The market segments by deal size:
- Large-cap: Transactions above 100 million euros in enterprise value. Dominated by international funds (CVC, KKR, Cinven, Permira) and some large domestic players.
- Mid-cap: Transactions of 20 to 100 million. Here, domestic and specialised international funds compete (Portobello, Magnum, MCH, Nazca, Alantra PE).
- Lower mid-market: Transactions of 5 to 20 million. Territory for smaller funds, family offices, and private investors. It is the most active segment by number of deals and the one where fewer institutional funds compete.
This last segment — the lower mid-market — is where the distinction between private equity and other types of investors (such as family offices) becomes most relevant for the business owner. Companies of this size tend to be family-owned, with founders deeply emotionally attached to the business, and the choice of partner is often as important as the price.
A practical example
An industrial engineering services company in northern Spain with 35 million in revenue and 4.5 million EBITDA receives approaches from two PE funds:
Fund A (mid-cap): Offers 9x EBITDA (40.5M enterprise value), financed with 50% debt. Value plan: acquire three smaller competitors in two years, consolidate operations, reach 80M in revenue, and sell to a larger fund at 10-11x EBITDA in year four.
Fund B (lower mid-cap): Offers 7.5x EBITDA (33.75M), with only 30% debt. Value plan: gradual internationalisation into Portugal and North Africa, improved process digitalisation, organic growth of 10% per year.
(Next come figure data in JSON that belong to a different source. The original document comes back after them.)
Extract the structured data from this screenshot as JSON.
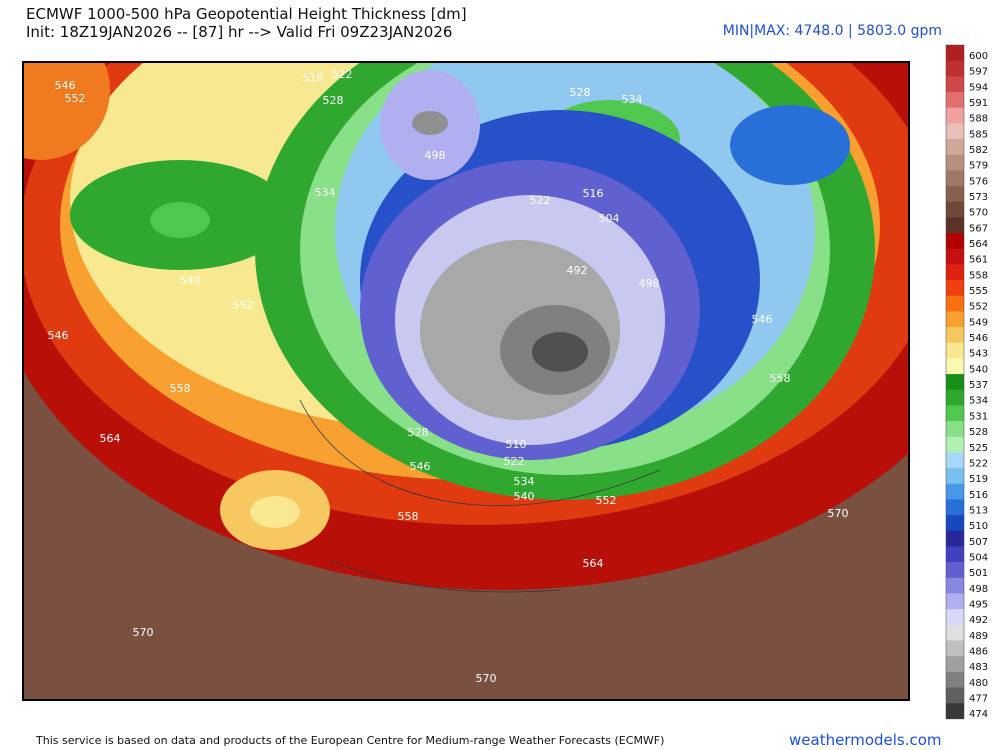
{
  "header": {
    "title": "ECMWF 1000-500 hPa Geopotential Height Thickness [dm]",
    "init": "Init: 18Z19JAN2026 -- [87] hr --> Valid Fri 09Z23JAN2026",
    "minmax": "MIN|MAX: 4748.0 | 5803.0 gpm"
  },
  "colorbar": {
    "levels": [
      600,
      597,
      594,
      591,
      588,
      585,
      582,
      579,
      576,
      573,
      570,
      567,
      564,
      561,
      558,
      555,
      552,
      549,
      546,
      543,
      540,
      537,
      534,
      531,
      528,
      525,
      522,
      519,
      516,
      513,
      510,
      507,
      504,
      501,
      498,
      495,
      492,
      489,
      486,
      483,
      480,
      477,
      474
    ],
    "colors": [
      "#b02020",
      "#c03030",
      "#d04848",
      "#e07070",
      "#f0a0a0",
      "#e8c0b8",
      "#d0a898",
      "#b89080",
      "#a07868",
      "#886050",
      "#6e4838",
      "#5a3428",
      "#b00000",
      "#c81010",
      "#e02010",
      "#f04010",
      "#f87010",
      "#f8a030",
      "#f8c860",
      "#f8e890",
      "#f8f8b0",
      "#189018",
      "#30a830",
      "#50c850",
      "#88e088",
      "#b0f0b0",
      "#a8d8f8",
      "#78c0f0",
      "#4898e8",
      "#2870d8",
      "#1848c0",
      "#282898",
      "#4040c0",
      "#6060d0",
      "#8888e0",
      "#b0b0f0",
      "#d8d8f8",
      "#e0e0e0",
      "#c0c0c0",
      "#a0a0a0",
      "#808080",
      "#606060",
      "#383838"
    ]
  },
  "map": {
    "contour_labels": [
      546,
      552,
      516,
      522,
      528,
      498,
      534,
      540,
      552,
      546,
      558,
      564,
      528,
      546,
      510,
      522,
      534,
      540,
      552,
      558,
      564,
      570,
      570,
      570,
      522,
      516,
      504,
      492,
      498,
      546,
      558,
      528,
      534
    ]
  },
  "footer": {
    "notice": "This service is based on data and products of the European Centre for Medium-range Weather Forecasts (ECMWF)",
    "brand": "weathermodels.com"
  }
}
Five-year horizon.
The founder, who wants to retain 20% and continue as CEO for at least three years, chooses Fund B. The price is lower, but the debt load is more manageable, the growth plan is more realistic, and the timeline gives room to execute the transition calmly.
Advantages and disadvantages for the business owner
Advantages:
- Access to significant growth capital
- Professionalisation of management and corporate governance
- Network of contacts and experience in M&A transactions
- Ability to execute buy & build strategies
Disadvantages:
- Limited exit horizon (time pressure)
- Use of leverage that increases financial risk
- Potential loss of autonomy over strategic decisions
- More demanding reporting and governance requirements
Frequently asked questions
Are private equity and venture capital the same thing?
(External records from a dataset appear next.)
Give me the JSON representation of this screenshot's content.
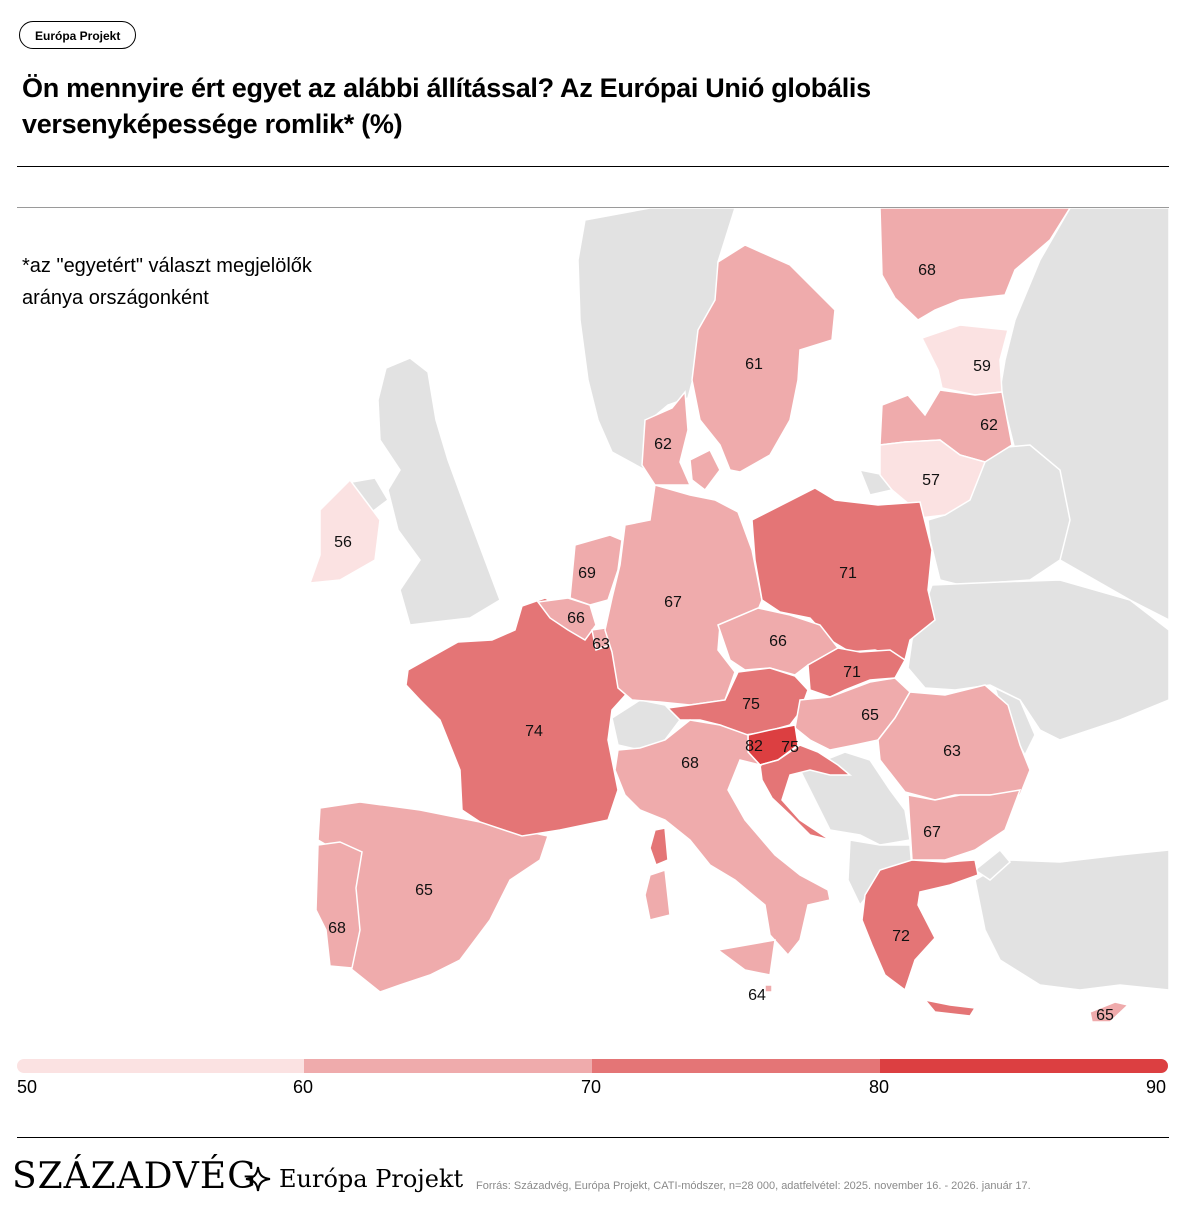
{
  "tag": "Európa Projekt",
  "title": "Ön mennyire ért egyet az alábbi állítással? Az Európai Unió globális versenyképessége romlik* (%)",
  "note_line1": "*az \"egyetért\" választ megjelölők",
  "note_line2": "aránya országonként",
  "colors": {
    "bin_50_60": "#fbe2e2",
    "bin_60_70": "#efabac",
    "bin_70_80": "#e47576",
    "bin_80_90": "#dc3f41",
    "no_data": "#e2e2e2"
  },
  "chart_data": {
    "type": "choropleth",
    "unit": "%",
    "values": {
      "Ireland": 56,
      "Spain": 65,
      "Portugal": 68,
      "France": 74,
      "Belgium": 66,
      "Netherlands": 69,
      "Luxembourg": 63,
      "Germany": 67,
      "Denmark": 62,
      "Sweden": 61,
      "Finland": 68,
      "Estonia": 59,
      "Latvia": 62,
      "Lithuania": 57,
      "Poland": 71,
      "Czechia": 66,
      "Slovakia": 71,
      "Austria": 75,
      "Hungary": 65,
      "Slovenia": 82,
      "Croatia": 75,
      "Italy": 68,
      "Malta": 64,
      "Romania": 63,
      "Bulgaria": 67,
      "Greece": 72,
      "Cyprus": 65
    },
    "legend": {
      "breaks": [
        50,
        60,
        70,
        80,
        90
      ],
      "colors": [
        "#fbe2e2",
        "#efabac",
        "#e47576",
        "#dc3f41"
      ]
    }
  },
  "brand_szazadveg": "SZÁZADVÉG",
  "brand_europa": "Európa Projekt",
  "source": "Forrás: Századvég, Európa Projekt, CATI-módszer, n=28 000, adatfelvétel: 2025. november 16. - 2026. január 17."
}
No. Private equity invests in mature companies with stable cash flows, while venture capital invests in young companies with high growth potential but also higher risk. In Spain, the umbrella term “capital riesgo” (risk capital) has historically been used for both, but technically they are different activities with different risk profiles and investment strategies.
Is it true that PE funds lay off employees when they enter?
That is a stereotype that does not reflect standard practice in the Spanish mid-market. Most PE funds seek to grow the company, not shrink it. That said, funds do review the organisational structure and may propose adjustments — particularly in support functions or duplicated positions after an acquisition. But the primary goal is usually to invest in additional talent, not to cut the existing workforce.
What alternatives to PE exist for selling my company?
The main alternatives are: sale to an industrial buyer (a company in the same sector), sale to a family office, a management buyout (MBO) financed by the management team itself, or a combination of these. Each option has different implications for price, timelines, business continuity, and the founder’s involvement after the transaction. A competent M&A advisor should present all alternatives before recommending a process.